Prescribing abortion pills online or mailing them to Texas can now land you in jail – Houston Public Media

Caroline McDonald, left, a student at Georgetown University, Lauren Morrissey, with Catholics for Choice, and Pamela Huber, of Washington, join an abortion rights rally outside the Supreme Court on Monday, November 1 2021, as arguments are set to begin over abortion in court, on Capitol Hill in Washington.

Texas already has the most restrictive abortion laws in the United States — and they got stricter on December 1. That’s when a new law came into effect that added jail time and a fine of up to $10,000 for anyone prescribing pills for medical abortions via telehealth and mail.

Texas bans all abortions after heart activity is detected in the embryo, which is usually around six weeks pregnant and often before a woman knows she is pregnant. Medical telehealth or mail abortions were already illegal in Texas, and the new criminal penalties went into effect the same day the Supreme Court heard arguments in a Mississippi case that could ultimately overturn Roe v. Wade, the landmark 1973 decision that established a constitutional right to abortion.

Unlike a surgical abortion, which takes place in a clinic, a medical abortion involves two pills, taken 48 hours apart, to end a pregnancy. Many people prefer this process in early pregnancy because the pills can be taken at home. The FDA approved the drugs in 2000 and the procedure is effective for up to 10 weeks of pregnancy.

Texas isn’t the only state to restrict medical abortion and telehealth. In 2021 alone, five more states have passed laws against mailing abortion pills, says Elizabeth Nash, a state policy analyst at the Guttmacher Institute.

“These additional barriers simply make it more difficult to access care,” she says. “It’s an abortion pressure game.”

Nash says this crackdown is partly a response to the pandemic when more women started seeking medical abortions.

“We’ve seen the rise and really the exit of telehealth as part of medical practice,” she says.

The new Texas law, Senate Bill 4, also reduces the legal window for medical abortion to the first 7 weeks of pregnancy.

State lawmakers passed the new law Sept. 17 in a special session — more than two weeks after another abortion law, often called the “six-week ban” — came into effect. effective September 1. he in court failed; it’s in effect for Texas women now.

“We already have the most extreme abortion ban in the United States and yet our legislature has made it a priority to add this additional restriction on abortion,” said Sarah Wheat, director of external affairs at Planned. Parenthood of Greater Texas.

Due to the “six week ban”, the new limits on medical abortions will not have an immediate impact.

“Most people at this stage of pregnancy are already barred from abortion access in Texas,” Wheat says.

But the new law could significantly affect access to abortion in the future.
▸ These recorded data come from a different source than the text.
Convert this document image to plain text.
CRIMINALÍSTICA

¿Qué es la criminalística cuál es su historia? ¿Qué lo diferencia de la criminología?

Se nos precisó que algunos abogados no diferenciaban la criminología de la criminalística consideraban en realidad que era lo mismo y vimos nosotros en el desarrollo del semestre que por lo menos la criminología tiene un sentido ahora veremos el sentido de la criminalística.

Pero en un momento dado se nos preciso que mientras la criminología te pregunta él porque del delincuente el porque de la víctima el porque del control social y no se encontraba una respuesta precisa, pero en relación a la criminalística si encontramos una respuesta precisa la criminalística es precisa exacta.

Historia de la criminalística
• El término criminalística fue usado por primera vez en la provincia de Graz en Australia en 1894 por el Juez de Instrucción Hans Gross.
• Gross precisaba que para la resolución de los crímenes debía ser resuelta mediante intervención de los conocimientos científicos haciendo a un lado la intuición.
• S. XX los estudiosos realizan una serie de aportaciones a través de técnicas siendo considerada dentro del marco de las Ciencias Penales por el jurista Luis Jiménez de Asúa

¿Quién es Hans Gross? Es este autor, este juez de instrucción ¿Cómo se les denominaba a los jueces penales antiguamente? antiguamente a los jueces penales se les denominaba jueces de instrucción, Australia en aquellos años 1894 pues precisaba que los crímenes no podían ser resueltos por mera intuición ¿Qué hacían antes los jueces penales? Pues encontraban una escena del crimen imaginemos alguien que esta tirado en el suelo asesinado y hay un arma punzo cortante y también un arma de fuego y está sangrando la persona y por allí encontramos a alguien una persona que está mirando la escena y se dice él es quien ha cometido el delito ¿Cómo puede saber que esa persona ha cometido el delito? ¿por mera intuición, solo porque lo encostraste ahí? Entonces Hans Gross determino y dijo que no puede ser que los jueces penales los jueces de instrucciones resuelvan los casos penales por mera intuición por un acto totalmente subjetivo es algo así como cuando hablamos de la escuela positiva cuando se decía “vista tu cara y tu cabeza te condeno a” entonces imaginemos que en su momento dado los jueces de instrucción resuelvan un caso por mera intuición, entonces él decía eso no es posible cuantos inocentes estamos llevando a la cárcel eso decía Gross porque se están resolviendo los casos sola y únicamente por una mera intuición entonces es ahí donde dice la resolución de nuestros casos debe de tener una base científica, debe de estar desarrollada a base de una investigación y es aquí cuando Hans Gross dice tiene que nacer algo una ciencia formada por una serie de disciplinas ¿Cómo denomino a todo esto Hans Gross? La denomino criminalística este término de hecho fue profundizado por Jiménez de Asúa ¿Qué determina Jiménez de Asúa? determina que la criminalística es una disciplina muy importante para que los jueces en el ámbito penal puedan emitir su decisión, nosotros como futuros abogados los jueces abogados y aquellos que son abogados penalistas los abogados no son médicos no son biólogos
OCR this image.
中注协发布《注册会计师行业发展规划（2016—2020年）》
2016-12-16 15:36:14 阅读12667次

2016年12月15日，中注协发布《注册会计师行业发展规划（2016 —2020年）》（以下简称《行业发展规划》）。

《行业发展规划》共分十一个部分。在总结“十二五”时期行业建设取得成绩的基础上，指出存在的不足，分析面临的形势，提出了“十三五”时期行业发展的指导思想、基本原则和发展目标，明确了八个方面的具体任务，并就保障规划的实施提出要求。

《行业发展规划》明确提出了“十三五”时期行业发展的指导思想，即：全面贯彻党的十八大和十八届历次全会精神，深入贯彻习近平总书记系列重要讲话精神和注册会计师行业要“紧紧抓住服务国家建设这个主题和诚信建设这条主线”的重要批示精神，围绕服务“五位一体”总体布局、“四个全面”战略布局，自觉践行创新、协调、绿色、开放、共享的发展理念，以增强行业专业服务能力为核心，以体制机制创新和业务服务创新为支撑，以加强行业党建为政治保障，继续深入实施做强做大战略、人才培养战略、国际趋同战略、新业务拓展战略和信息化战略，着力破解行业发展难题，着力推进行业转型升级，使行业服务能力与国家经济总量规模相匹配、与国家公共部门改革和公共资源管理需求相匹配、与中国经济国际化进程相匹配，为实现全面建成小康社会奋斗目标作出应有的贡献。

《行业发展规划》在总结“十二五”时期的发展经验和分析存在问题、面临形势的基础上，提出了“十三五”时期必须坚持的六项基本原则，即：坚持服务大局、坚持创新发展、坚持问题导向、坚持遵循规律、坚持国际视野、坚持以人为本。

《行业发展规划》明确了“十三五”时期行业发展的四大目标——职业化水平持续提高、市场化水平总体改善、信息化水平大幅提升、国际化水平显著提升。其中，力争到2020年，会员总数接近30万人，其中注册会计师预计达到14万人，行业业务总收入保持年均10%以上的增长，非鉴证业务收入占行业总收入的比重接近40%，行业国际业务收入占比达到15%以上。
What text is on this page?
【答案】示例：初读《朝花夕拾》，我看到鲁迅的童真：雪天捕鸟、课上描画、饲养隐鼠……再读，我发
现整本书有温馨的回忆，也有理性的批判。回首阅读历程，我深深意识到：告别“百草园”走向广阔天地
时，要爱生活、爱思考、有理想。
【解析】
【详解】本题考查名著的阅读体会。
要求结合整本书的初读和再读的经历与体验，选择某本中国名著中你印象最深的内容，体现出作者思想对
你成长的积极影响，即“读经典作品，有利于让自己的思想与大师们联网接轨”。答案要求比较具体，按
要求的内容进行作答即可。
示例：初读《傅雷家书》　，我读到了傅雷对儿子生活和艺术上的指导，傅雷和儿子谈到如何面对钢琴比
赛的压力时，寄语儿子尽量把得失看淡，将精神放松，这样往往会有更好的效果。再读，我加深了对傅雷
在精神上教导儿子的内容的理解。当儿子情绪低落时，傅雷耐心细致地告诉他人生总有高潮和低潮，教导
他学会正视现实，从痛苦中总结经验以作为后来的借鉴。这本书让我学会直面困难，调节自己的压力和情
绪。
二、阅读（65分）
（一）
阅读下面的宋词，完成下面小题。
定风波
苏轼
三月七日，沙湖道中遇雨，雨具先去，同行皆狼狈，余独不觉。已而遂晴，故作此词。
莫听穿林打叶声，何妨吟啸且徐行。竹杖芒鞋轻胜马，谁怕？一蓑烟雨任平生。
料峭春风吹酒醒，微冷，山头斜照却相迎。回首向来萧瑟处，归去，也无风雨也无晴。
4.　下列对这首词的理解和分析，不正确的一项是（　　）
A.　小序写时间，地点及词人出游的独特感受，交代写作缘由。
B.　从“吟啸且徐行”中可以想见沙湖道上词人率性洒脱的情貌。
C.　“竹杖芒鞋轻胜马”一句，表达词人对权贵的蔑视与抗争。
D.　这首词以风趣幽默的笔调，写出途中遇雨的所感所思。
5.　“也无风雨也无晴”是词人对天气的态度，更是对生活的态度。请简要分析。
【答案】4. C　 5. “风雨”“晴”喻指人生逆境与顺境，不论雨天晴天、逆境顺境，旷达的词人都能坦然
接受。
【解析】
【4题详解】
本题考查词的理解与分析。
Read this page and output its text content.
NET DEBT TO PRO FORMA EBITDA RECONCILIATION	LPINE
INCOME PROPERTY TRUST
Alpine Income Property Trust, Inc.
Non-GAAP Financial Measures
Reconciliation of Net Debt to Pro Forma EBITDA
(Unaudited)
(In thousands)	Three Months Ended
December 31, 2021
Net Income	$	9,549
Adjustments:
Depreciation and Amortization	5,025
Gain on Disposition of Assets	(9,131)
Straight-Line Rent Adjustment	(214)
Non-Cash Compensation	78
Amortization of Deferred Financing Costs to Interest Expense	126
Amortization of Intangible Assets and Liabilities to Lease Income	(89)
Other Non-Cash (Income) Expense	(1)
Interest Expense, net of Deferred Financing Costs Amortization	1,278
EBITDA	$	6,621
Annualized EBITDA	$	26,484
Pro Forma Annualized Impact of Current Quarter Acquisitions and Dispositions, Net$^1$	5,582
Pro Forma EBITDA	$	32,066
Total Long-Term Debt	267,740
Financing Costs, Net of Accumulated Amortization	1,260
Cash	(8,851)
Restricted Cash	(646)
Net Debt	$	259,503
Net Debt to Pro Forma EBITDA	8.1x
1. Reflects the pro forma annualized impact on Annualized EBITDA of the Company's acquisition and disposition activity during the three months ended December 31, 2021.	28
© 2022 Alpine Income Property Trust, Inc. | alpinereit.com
By criminalizing the use of telehealth and mail-order prescriptions for abortion pills, the state seeks to forestall a possible workaround to the dwindling number of reproductive health clinics in Texas.

Already, many Texans live hundreds of miles from the nearest clinic offering abortion services. Advocates have promoted the use of telehealth for medical abortions in places where clinics are few or far between, and some states have experimented with greater telehealth flexibility — including for abortion pills — during pandemic shutdowns.

Even now, Wheat says, the new law “creates additional fear and stigma for people who might seek access to medical abortion.”

For their part, anti-abortion groups in Texas see SB 4 as a victory — a second major step, after the six-week ban, in their efforts to restrict all access to the procedure.

John Seago, the legislative director of Texas Right to Life, said his group wants to ensure that state law enforcement officials have the ability to prosecute people who administer medical abortions outside of bounds. state strictures.

“This piece is really important for this period but also to go into the future when we see even after [Roe v. Wade] we have organizations and individuals announcing that they will be mailing abortion-inducing drugs,” he says.

Nash of the Guttmacher Institute says that in some states it has become easier for people to access medical abortions through some of these telehealth services.

Seago says he wants to make sure that doesn’t happen in Texas.

“This is going to be a future public policy issue around abortion, no matter what happens in Roe v. Wade,” he says.

So far, there have been no lawsuits challenging the new Texas law restricting access to abortion pills. Mounting a legal challenge to stop the law is complicated because Texans are already banned from having abortions after six weeks, so it can be difficult to find a Texan plaintiff with standing to sue.

Ultimately, says Wheat, the latest Texas law is a sign of what could happen. She says it shows there is no end to efforts to make abortion harder to access.

“Take note of Texas, because what you’re seeing is our politicians, they’re not quitting and they can find endless ways to add fear and intimidation and restriction,” Wheat said.